Elaeophora abramovi

Scientific classification
- Domain: Eukaryota
- Kingdom: Animalia
- Phylum: Nematoda
- Class: Chromadorea
- Order: Rhabditida
- Family: Onchocercidae
- Genus: Elaeophora
- Species: E. abramovi
- Binomial name: Elaeophora abramovi (Oshmarin & Belous, 1951) Anderson & Bain, 1976

= Elaeophora abramovi =

- Genus: Elaeophora
- Species: abramovi
- Authority: (Oshmarin & Belous, 1951) Anderson & Bain, 1976

Species of roundworm

Elaeophora abramovi is a nematode parasite found in the hepatic arteries of the Moose (Alces alces) in Russia.

==Discovery and nomenclature==
This species was first described in 1951 from adults found adhering to the inner wall of the hepatic arteries of a Russian Moose (Alces alces), and named Alcefilaria abramovi.
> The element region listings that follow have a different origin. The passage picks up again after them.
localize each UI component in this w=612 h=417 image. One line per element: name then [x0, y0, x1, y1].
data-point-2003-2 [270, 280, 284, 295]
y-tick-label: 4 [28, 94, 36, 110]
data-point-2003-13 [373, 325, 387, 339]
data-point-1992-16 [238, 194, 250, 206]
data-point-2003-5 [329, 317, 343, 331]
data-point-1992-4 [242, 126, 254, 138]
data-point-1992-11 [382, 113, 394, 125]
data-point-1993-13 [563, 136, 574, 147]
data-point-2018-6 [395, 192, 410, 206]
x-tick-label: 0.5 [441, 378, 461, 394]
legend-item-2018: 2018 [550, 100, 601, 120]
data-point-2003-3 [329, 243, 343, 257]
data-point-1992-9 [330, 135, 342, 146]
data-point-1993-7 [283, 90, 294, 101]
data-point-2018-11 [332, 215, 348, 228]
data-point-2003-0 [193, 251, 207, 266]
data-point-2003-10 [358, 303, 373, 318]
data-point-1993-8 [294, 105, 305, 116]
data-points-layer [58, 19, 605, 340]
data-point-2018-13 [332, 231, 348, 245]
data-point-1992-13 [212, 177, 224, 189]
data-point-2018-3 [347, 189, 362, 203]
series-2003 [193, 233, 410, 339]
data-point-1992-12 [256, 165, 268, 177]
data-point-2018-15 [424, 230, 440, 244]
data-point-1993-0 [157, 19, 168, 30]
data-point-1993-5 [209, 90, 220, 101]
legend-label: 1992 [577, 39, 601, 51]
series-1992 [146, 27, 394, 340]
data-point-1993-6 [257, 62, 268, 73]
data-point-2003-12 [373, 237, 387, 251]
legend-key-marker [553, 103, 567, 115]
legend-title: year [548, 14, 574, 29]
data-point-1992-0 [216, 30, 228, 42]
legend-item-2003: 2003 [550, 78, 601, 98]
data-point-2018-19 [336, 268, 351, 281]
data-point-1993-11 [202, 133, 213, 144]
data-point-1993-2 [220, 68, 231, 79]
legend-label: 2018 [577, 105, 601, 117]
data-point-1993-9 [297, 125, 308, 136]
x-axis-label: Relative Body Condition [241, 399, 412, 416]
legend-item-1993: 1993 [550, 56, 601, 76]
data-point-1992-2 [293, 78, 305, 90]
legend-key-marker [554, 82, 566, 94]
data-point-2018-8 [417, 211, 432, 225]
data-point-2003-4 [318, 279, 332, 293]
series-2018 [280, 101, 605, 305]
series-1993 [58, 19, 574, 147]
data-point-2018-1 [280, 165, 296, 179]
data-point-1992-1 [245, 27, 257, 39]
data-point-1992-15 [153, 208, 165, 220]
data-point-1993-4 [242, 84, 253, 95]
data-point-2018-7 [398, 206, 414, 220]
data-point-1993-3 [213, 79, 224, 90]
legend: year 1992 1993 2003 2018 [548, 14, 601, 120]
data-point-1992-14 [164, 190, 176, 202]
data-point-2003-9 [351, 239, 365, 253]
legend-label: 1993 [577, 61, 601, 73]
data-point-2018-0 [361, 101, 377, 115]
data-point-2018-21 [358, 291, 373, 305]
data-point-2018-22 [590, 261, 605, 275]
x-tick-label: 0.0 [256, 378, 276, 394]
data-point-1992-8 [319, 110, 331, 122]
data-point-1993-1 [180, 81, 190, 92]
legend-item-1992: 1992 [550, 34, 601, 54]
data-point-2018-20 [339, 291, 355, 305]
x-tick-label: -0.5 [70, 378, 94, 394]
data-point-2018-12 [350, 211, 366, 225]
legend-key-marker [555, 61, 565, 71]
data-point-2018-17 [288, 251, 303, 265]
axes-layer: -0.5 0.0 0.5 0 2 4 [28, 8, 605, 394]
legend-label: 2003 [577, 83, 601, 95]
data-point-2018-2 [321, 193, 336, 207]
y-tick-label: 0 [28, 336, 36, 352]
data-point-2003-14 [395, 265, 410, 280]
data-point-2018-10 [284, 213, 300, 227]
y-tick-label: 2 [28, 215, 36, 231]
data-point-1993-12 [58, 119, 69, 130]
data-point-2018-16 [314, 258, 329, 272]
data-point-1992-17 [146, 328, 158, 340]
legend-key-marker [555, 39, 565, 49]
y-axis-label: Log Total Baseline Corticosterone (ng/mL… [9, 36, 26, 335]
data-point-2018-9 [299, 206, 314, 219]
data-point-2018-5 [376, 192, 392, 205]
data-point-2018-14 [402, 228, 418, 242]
In 1974, it was transferred to the genus Cordophilus, and in 1976 it was transferred to the genus Elaeophora. Consequently, some of the older literature on this species uses the genus names Alcefilaria or Cordophilus.

== Hosts and geographic distribution ==
E. abramovi has been found in the hepatic arteries of European elk (Alces alces), Reindeer (Rangifer tarandus) and Red deer (Cervus elaphus), as discussed in. E. abramovi has only been found in Russia.

== Life cycle ==
The life cycle of E. abramovi has not been studied.